John retired from teaching in 1983 but continued to live an active life. He began exercise classes at the Canadian Centre for Activity and Aging at Western University. This made him a test subject for gerontology students, and at the end of each year he had to complete a thorough battery of tests. He sent his sons a copy of his report cards each year as a form of accountability.
John became hooked on professional baseball and was an avid Blue Jays fan. Each Thursday he would meet five old friends for lunch and a beer at the Waltzing Weasel. In the late 1990s, John gave in to coaxing and traded in his electric typewriter for a home computer. He kept in touch with family and friends with email and virtually explored art galleries around the world. However, he never used his computer to store anything. When he gave up using a computer in 2021, the unread emails in his Inbox were the only documents stored on it.
In the early 1990s, John was inspired to walk the ancient Camino pilgrim route in Spain. He began training with long walks each day. When he was confident in his fitness, he told friends and family he would be walking the Camino in the summer of 1995.
He set out from Chartes, France, March 13, 1995, arriving in Santiago, Spain, on May 28, 1995. John walked approximately 1,500 Km in 78 days. He slept in pilgrim hostels called albergues. He no doubt took satisfaction in completing this physical challenge at the age of 72. However, this walk had a much deeper meaning for him and changed his priorities and his perspective on life.
On his return to London, John told friends about his adventure and inspired many of them to go on a Camino walk. He gave talks at a church. Through his initiative, an informal network of Camino pilgrims began to grow in London. John remained passionately engaged with this group, and up until the pandemic, attended weekly get-togethers.
The current leader of the local pilgrims group wrote, “Thousands of pilgrims will have walked due to John’s influence.

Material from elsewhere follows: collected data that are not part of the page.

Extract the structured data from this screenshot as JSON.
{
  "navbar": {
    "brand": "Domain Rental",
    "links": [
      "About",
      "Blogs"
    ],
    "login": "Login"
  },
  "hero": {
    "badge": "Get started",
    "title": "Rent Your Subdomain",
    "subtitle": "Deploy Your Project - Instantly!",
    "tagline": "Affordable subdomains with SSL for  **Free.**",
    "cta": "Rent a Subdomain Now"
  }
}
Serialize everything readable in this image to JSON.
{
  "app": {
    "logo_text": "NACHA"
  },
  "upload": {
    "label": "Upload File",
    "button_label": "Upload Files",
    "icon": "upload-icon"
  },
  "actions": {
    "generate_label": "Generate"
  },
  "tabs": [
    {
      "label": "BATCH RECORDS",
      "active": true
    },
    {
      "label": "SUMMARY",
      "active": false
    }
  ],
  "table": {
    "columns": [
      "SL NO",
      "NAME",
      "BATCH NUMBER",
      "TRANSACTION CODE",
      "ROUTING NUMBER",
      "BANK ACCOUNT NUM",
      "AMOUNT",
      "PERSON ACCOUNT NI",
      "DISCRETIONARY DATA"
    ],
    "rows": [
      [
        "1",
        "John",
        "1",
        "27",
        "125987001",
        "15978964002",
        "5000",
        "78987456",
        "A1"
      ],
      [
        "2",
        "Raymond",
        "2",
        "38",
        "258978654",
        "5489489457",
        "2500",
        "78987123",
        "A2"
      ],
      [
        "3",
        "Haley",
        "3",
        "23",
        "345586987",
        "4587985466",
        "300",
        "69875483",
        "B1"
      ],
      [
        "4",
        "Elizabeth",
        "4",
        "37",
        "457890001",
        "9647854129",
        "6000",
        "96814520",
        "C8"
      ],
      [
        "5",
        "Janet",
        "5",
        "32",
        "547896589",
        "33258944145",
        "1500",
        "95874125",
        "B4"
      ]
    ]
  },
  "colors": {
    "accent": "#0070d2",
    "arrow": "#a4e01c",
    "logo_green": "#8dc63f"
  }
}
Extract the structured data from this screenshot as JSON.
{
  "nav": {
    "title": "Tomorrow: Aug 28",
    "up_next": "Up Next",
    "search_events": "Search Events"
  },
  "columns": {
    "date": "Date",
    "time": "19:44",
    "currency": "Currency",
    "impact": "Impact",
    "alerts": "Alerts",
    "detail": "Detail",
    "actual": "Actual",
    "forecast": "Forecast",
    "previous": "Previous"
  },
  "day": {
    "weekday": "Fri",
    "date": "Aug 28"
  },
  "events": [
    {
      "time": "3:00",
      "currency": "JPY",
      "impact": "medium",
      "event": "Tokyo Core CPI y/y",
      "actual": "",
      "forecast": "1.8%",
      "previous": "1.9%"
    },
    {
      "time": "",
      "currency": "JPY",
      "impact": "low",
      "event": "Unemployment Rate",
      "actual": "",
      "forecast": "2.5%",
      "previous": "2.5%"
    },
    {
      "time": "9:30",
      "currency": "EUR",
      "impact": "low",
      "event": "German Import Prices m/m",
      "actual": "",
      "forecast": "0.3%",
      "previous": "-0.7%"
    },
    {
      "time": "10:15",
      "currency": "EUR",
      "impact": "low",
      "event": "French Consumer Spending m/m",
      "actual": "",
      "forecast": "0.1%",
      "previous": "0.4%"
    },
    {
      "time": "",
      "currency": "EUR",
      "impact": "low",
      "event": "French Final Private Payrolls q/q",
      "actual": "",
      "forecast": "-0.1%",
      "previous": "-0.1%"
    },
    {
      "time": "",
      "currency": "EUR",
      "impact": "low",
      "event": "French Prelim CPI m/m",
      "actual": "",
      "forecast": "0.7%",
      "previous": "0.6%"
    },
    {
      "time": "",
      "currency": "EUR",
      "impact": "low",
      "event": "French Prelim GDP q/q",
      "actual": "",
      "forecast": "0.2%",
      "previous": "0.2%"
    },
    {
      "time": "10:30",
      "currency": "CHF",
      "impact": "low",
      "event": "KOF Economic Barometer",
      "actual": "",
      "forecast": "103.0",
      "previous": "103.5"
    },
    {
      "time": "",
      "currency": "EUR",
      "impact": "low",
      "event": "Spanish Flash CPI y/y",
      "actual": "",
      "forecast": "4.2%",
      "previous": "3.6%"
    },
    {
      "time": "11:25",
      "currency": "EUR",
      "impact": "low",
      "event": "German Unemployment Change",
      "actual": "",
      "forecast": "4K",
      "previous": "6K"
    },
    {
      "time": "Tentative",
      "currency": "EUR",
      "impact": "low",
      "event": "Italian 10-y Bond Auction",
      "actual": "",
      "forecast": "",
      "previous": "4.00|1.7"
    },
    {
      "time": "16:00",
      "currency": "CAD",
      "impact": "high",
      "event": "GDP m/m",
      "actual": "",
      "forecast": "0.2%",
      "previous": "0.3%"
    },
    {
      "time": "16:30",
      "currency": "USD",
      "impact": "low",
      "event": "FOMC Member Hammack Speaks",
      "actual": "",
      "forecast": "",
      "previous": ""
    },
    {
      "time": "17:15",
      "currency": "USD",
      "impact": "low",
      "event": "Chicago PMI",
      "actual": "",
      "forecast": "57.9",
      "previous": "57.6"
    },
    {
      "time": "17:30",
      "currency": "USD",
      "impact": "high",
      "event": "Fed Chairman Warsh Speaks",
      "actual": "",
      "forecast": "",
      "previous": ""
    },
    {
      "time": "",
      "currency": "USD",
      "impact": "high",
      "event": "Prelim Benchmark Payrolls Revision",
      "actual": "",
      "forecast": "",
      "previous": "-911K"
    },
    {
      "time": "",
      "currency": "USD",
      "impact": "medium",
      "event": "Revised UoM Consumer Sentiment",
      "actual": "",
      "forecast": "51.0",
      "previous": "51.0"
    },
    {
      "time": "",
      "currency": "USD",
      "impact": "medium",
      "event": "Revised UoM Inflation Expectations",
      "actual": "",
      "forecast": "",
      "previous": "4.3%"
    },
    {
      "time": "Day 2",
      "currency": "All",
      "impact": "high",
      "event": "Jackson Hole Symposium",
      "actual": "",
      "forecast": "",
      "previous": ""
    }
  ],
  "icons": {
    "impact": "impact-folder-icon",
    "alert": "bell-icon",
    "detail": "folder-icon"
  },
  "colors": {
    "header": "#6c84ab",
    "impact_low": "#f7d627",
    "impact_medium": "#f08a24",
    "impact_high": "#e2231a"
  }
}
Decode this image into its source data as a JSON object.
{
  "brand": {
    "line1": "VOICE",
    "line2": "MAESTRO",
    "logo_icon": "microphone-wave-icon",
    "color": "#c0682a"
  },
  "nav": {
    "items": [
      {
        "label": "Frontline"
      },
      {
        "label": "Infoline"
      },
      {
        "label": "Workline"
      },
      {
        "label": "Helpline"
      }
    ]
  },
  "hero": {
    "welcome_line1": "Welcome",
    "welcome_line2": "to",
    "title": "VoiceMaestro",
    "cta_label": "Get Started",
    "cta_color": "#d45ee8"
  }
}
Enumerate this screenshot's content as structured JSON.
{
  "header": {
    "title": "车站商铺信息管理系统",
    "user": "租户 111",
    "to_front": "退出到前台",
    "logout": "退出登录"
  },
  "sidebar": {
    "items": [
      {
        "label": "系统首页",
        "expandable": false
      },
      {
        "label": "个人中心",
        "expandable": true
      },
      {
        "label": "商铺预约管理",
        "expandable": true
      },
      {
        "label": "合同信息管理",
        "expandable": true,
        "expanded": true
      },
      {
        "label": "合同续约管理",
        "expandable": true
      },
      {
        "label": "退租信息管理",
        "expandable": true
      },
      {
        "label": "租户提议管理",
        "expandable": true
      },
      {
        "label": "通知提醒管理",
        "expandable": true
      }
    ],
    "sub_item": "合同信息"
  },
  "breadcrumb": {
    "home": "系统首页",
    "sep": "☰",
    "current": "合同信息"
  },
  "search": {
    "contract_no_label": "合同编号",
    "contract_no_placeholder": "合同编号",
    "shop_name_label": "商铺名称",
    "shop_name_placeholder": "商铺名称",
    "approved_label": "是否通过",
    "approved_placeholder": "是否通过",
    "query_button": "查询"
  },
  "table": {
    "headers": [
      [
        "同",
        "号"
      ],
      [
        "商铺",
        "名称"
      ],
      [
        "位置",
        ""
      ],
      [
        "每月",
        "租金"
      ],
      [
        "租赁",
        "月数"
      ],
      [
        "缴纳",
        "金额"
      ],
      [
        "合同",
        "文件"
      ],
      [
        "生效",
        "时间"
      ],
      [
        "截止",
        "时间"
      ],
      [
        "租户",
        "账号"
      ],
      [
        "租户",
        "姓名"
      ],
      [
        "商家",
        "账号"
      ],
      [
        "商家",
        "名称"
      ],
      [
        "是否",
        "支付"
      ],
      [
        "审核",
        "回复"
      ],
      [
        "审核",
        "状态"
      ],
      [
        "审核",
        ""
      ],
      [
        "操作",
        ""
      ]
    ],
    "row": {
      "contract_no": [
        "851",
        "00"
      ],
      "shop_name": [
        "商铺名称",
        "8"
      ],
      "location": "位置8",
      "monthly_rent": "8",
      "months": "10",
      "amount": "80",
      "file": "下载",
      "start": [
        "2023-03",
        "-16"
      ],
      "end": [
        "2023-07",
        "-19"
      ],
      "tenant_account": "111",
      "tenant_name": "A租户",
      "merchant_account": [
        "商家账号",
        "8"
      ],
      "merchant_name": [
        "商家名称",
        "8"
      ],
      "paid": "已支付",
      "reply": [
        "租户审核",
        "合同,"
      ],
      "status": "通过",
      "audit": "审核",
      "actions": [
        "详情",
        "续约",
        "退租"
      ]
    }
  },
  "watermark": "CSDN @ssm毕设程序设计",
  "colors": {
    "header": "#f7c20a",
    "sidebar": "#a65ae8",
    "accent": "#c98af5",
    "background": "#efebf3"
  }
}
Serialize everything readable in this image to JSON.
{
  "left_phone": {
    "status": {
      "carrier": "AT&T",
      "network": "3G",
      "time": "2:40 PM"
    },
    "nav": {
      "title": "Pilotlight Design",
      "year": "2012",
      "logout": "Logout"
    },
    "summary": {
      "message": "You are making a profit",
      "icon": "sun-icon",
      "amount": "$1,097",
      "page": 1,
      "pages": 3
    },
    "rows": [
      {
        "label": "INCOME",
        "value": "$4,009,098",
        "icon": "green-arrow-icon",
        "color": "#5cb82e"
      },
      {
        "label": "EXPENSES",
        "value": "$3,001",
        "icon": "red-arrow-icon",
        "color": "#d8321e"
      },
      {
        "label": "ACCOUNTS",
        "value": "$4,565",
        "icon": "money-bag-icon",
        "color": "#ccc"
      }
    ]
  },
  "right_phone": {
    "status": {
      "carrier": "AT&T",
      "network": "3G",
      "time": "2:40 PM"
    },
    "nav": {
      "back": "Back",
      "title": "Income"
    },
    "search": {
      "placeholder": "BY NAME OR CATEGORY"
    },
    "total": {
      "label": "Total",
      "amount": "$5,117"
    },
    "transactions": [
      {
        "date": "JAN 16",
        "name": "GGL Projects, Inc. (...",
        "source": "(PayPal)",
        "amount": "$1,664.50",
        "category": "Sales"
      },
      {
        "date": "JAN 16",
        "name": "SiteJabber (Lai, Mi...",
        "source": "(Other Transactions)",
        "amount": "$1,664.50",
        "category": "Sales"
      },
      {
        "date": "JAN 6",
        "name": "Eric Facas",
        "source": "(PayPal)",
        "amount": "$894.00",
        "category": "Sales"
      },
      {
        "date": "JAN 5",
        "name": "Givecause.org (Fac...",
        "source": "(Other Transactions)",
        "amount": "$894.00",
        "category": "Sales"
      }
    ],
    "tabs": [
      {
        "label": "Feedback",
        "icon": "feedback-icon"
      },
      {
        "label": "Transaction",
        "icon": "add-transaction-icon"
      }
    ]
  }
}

His walk and forming the London group with his friend, Wanda, was the stone in the pond, that has rippled outwards over thirty years. For very many, this has created life-changing watershed moments.”
John moved into the Grand Wood Park retirement home in 2013. He met friends for lunch, sketched, and read the weekly New Yorker from cover to cover. As for many seniors, isolation during the pandemic slowed him down, but he remained sharp and interested in the world and others.
John was anticipating his upcoming centennial birthday party with excitement, but it was not to be. After getting up during the night, he fell critically hitting his head. John passed peacefully days later, while in care at Victoria Hospital.
Those who know John well will not be surprised to know he left instructions that there be no funeral, visitation, or memorial, and that he be cremated, and his ashes scattered at Smoke Lake. In lieu of flowers, the family requests those who wish to express sympathy to consider donating to their favorite charity.